The International Air Transport Association (IATA) has announced that air travel is still struggling to recover from the Covid-19 pandemic, with demand still significantly below pre-Covid-19 levels because of international travel restrictions. Passenger demand performance for June 2021 is showing only a very slight improvement in both international and domestic air travel markets.
1. Summer 2019 versus summer 2021
Whilst June 2019 followed a normal demand pattern, when compared with June 2021 it is clear the the industry is still suffering. Total demand for air travel (measured in revenue passenger kilometres or RPKs) in June 2021 was down 60.1% compared to June 2019, a small improvement over the 62.9% decline recorded in May 2021 versus May 2019. Meanwhile international demand in June 2021 was 80.9% below June 2019, an improvement from the 85.4% decline recorded in May 2021 versus two years ago. All regions with the exception of Asia-Pacific contributed to the slightly higher demand. Total domestic demand was down 22.4% versus pre-crisis levels in June 2019, a slight gain over the 23.7% decline recorded in May 2021 versus the 2019 period. The performance across key domestic markets was mixed with Russia reporting robust expansion while China returned to negative territory.

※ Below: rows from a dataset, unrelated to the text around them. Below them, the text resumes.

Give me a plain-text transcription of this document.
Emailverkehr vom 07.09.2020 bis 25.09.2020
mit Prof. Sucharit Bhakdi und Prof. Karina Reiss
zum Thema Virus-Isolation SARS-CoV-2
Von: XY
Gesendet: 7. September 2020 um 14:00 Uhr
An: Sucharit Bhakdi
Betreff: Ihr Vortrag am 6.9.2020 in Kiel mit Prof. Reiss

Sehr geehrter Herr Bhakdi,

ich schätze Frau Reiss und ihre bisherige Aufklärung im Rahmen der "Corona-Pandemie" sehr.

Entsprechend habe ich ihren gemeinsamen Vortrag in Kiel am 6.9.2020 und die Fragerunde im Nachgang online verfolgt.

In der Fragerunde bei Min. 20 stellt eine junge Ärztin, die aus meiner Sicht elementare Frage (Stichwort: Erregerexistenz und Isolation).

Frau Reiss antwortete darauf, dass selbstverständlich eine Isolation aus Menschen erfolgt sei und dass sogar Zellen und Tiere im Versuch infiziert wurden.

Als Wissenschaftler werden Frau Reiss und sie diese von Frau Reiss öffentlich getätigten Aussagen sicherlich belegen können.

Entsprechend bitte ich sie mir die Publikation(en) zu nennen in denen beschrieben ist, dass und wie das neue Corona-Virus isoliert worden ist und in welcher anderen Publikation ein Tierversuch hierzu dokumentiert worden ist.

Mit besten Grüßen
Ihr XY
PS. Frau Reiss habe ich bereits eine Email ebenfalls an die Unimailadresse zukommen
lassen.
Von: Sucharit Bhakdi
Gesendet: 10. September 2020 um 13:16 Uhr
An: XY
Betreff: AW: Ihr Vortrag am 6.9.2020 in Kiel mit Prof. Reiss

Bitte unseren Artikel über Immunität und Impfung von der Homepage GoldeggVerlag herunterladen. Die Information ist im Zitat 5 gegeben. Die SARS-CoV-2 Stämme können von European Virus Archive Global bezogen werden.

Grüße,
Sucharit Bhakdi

We are seeing movement in the right direction, particularly in some key domestic markets. But the situation for international travel is nowhere near where we need to be. June should be the start of peak season, but airlines were carrying just 20% of 2019 levels. That’s not a recovery, it’s a continuing crisis caused by government inaction.Willie Walsh, IATA’s Director-General.
2. International Passenger Markets
Looking at international air traffic, Asia-Pacific airlines’ June international traffic fell 94.6% compared to June 2019, unchanged from the 94.5% May comparison and the region had the steepest traffic declines for an eleventh consecutive month. European carriers saw their June international traffic decline 77.4% versus June 2019, a gain from the 85.5% decrease in the May comparison, whilst Middle Eastern airlines posted a 79.4% demand drop in June compared to June 2019, improving from the 81.3% decrease in May, versus the same month in 2019. North American carriers’ June demand fell 69.6% compared to the 2019 period, improving from the 74.2% decline in May versus two years ago and Latin American airlines saw a 69.4% drop in June traffic compared to the same month in 2019, improved over the 75.3% decline in May compared to May 2019. African airlines’ traffic decreased 68.2% in June versus the same month two years ago, an improvement from the 71.5% decline in May compared to May 2019.
3. Domestic Passenger Markets
Regarding domestic traffic, China’s domestic traffic returned to negative territory in June, declining 10.8% compared to June 2019, following a 6.3% growth in May versus the same period in 2019. New restrictions had been introduced following a COVID-19 outbreak in several Chinese cities. US domestic traffic improved from a 25.4% decline in May versus the same month in 2019, to a 14.9% decline in June. Life in the US was starting to see some normalcy following the easing of measures and the rapid rollout of the COVID-19 vaccination.
4. Summer air travel continues to be disappointing
Walsh explained that the the hope of seeing a significant revival in international traffic during the Northern Hemisphere summer is getting increasingly unlikely. He stated that “many governments are not following the data or the science to restore the basic freedom of movement. Despite growing numbers of vaccinated people and improved testing capacity, we are very close to losing another peak summer season on the important trans-Atlantic market.” He also criticised the UK’s “flip-flop to reinstate quarantine for vaccinated arrivals from France”, calling it “the kind of policy development that destroys consumer confidence when it is most needed”.
Speaking about moving forwards, Walsh said, “A risk-managed re-connecting of the world is what we need. Vaccinated travellers should have their freedom of movement returned. An efficient testing regime can sufficiently manage risks for those unable to be vaccinated. This is the underlying message in the latest WHO travel guidance.” He highlighted that some countries, including the UK, Singapore and Canada, which have indicated timelines to open their borders without quarantine for vaccinated travellers, whilst the European Commission has recommended that its member states adopt travel protocols that are closely aligned with the WHO—including testing for unvaccinated travellers. He said that if the US, who are leaders in vaccinating their populations, would make similar moves to re-open borders in line with the WHO guidance by the US, this would give critical impetus to demonstrating that we can live and travel while managing the risks of COVID-19.